M. Coomans. - Il me semble que l'honorable ministre des finances, infidèle à sa logique habituelle, a réfuté, dans son second discours, la thèse qu'il a soutenue dans le premier. D'après l'honorable ministre, la législature aurait voulu que l'affinage se fît dans le local de la Monnaie, à Bruxelles ; c'est la loi qui aurait désigné ce local et qui, par là même, aurait rendu inutile, voire même illégale, l'enquête de commodo et incommodo, dont on regrette l'absence.
Mais comment alors l'honorable ministre peut-il dire que cependant il examinera les plaintes formulées et que, si les inconvénients qu'on signale lui sont prouvés, il établira l'affinage dans un autre local. De la faculté que se réserve M. le ministre, de faire droit aux pétitionnaires, résulte évidemment, selon moi, la preuve que la loi n'a pas déterminé le local de la Monnaie comme siège de cette industrie. Si la loi a parlé, force est de s'y soumettre. Mais l'honorable ministre n'en croit rien, puisqu'il accepte le renvoi, à son département, de la pétition dont il s'agit.
L'honorable ministre a dit ensuite : Mais quel intérêt avez-vous à renvoyer au gouvernement l'examen de cette affaire, puisque c'est le gouvernement qui statue en dernier ressort? Le gouvernement établit les ateliers ; il accorde ou il refuse l'autorisation d'exercer des industries insalubres. N'est-ce pas le nommer juge dans sa propre cause que de provoquer son intervention dans cette affaire? Messieurs, voici le but des pétitionnaires. Quand ils réclament contre l'omission des formalités ordinaires, ils veulent ouvrir une enquête qui démontrera, d'après eux, que leurs plaintes sont légitimes. Cette enquête, formalité essentielle, n'a pas eu lieu. Ils ont ainsi été privés d'une garantie importante, assurée à tous les citoyens lorsqu'il s'agit d'établissements privés.
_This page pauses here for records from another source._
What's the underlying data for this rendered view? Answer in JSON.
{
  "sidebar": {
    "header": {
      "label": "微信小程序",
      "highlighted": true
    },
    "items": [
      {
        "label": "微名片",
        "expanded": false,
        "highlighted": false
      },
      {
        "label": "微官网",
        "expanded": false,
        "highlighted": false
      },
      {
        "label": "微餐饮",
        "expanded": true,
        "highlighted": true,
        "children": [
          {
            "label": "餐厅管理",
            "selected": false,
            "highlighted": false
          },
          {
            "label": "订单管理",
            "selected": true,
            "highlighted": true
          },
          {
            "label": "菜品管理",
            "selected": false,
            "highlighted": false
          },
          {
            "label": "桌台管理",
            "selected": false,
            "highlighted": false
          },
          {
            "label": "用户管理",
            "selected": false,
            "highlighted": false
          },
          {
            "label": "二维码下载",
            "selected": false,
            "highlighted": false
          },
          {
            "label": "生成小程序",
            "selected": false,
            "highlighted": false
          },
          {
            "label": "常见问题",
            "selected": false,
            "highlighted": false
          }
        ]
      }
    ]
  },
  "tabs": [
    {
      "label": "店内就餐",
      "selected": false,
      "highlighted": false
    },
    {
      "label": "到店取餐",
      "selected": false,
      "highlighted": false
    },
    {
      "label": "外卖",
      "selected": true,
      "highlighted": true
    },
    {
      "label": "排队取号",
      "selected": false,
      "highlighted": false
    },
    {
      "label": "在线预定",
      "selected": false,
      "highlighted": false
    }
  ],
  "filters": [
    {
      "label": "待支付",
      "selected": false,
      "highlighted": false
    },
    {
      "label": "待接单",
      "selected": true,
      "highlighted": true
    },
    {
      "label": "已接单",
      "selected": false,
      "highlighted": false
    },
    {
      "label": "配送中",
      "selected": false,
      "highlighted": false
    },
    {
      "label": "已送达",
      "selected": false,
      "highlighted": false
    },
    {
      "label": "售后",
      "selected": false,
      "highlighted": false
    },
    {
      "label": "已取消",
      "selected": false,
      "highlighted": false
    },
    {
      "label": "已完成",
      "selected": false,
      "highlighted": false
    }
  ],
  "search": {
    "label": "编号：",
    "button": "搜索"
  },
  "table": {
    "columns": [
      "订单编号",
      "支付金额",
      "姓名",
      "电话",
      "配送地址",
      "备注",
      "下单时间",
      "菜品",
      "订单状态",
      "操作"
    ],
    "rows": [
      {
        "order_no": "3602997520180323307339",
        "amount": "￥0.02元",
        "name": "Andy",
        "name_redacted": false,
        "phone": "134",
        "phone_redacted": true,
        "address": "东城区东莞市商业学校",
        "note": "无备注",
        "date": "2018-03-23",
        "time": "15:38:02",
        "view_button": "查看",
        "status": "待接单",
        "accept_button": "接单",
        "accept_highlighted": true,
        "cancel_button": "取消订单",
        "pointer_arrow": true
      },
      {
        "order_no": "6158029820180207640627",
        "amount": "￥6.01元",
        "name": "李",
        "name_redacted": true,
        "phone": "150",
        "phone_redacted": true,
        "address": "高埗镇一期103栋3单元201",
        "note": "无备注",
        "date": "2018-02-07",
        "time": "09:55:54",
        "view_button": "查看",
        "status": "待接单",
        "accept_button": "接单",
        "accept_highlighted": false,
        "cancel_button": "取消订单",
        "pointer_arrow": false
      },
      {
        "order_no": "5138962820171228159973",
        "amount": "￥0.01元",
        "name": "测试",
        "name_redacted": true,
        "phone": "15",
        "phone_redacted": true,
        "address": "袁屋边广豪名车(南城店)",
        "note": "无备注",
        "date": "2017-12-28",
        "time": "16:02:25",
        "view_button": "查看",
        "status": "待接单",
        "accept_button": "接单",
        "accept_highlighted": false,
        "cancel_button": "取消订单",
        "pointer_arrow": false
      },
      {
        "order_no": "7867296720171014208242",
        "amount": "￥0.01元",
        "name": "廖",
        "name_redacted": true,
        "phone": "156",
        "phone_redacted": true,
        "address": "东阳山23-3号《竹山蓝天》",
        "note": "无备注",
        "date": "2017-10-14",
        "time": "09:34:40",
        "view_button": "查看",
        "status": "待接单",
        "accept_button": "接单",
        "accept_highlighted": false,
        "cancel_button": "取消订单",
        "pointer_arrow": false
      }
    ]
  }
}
Du reste, le directeur de la monnaie ne travaille pas pour le gouvernement seul; il exerce une véritable industrie, à ses risques et périls, pour les particuliers.
M. le ministre des finances (M. Frère-Orban). - Je dois faire remarquer à l'honorable membre que j'ai scrupuleusement, je pense, observé les règles de la logique ; je n'ai pas dit du tout que la loi prescrit au gouvernement de maintenir l'affinage à l'établissement de la monnaie, ce qui serait en contradiction, selon l'honorable membre, avec des déclarations que nous entendons examiner et au besoin faire autre chose. J'ai dit qu'il n'y a pas eu lieu à remplir les formalités parce que le crédit a été demandé pour établir l'affinage à la monnaie et que la loi a ainsi décidé la question ; mais une autre loi peut fort bien changer ce que la première a réglé. S'il était reconnu qu'on ne peut pas maintenir l'établissement de l'affinage à la monnaie, on pourrait proposer à la chambre la dépense nécessaire pour le transférer ailleurs. Tout se réduit à une question de dépense.
Le principal motif d'opposition au vœu des pétitionnaires, c'est de ne pas faire une dépense inutile. On a dépensé une centaine de mille francs, je crois, pour établir l'affinage à la monnaie; avant de sacrifier la plus grande partie de cette somme, il faut bien examiner si ce sacrifice ne peut pas être évité. Si l'établissement est définitivement reconnu nuisible, la dépense ne nous arrêtera pas ; nous demanderons à la chambre un nouveau crédit, fût-il d'une centaine de mille francs pour placer l'établissement ailleurs.
On ne peut pas facilement renoncer à l'établissement actuel, d'abord parce qu'il est possible qu'il y ait un moyen de faire disparaître l'inconvénient et ensuite parce qu'un simple transfert ne ferait que déplacer le mal.
Il faut bien que l'affinage se trouve quelque part, et partout il sera en contact avec des habitants ; ces habitants formeront les mêmes plaintes. Ils seraient peut-être moins nombreux, mais n'y en eût-il que dix, si l'atelier dégage un poison, leur plainte n'en sera pas moins digne d'être écoutée. Il ne faut empoisonner personne. On s'est donc adressé aux hommes compétents... (Interruption.) On ne pourrait guère l'établir que dans les plaines de la Campine.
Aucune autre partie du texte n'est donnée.